By Danna Shirley
Writing assignment: take an old photograph and write a story...

Great-Uncle Roscoe told me Auntie Rose, was quite a scamp. Of course, growing up in San Francisco was a lot different than growing up in a little house on the prairie. She was born into a prominent family living on Nob Hill, one of the wealthiest areas of the city, and didn’t like it one little bit to be under her father’s thumb or confined to the culture of the day. Her tomboy attitude and inclinations sent her on horseback rides instead of carriage rides and she frequented dancehalls instead of parlors.
The most exciting piece of history I learned about Great-Great-Great-Auntie Rose was her love of music. Oh, not the classical, but the lively, tap-your-toe kind, thus the dancehall instead of the concert hall. She would shut her eyes and sway to the rhythm, fanning herself in time to the music. There was nothing scandalous or off-color in her eyes to be present in such establishments but it was considered shameful to the family patriarchs and matriarchs.

When the family learned of this infatuation, she was whisked off to stay with relatives on the east coast and learn etiquette and good manners fitting for a lady of her position and stature. She may have been physically absent from the City but her inner clock kept time to the swing and sway of her memories. Neither time nor distance could dissuade her from returning to the love she left behind.
Upon her return, Mister Butler had moved on and she never saw him again.

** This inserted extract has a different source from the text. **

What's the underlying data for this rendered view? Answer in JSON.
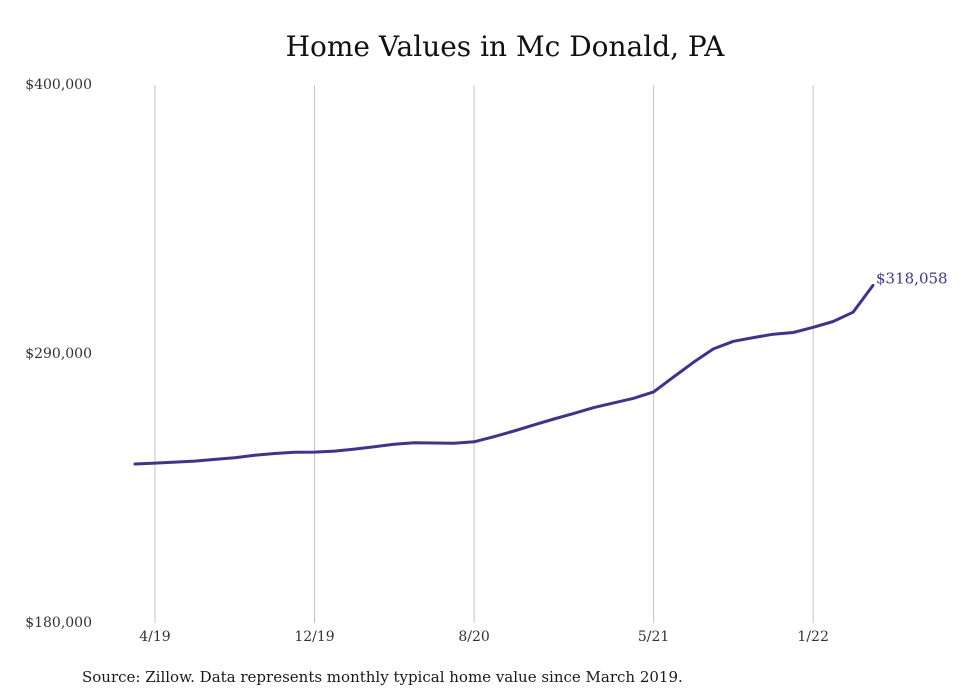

No matter how the family cajoled and enticed her with trips and parties and suitable suiters to choose and move on with her life, she always returned to her favorite table in hopes of finding him waiting for her there.
Auntie Rose became a permanent fixture at The Royal Dancehall for many, many years. She never reunited with Mister Butler and she never married anyone else. I believe she was ahead of her time for she would have fit right in with the 1990s…one hundred years later.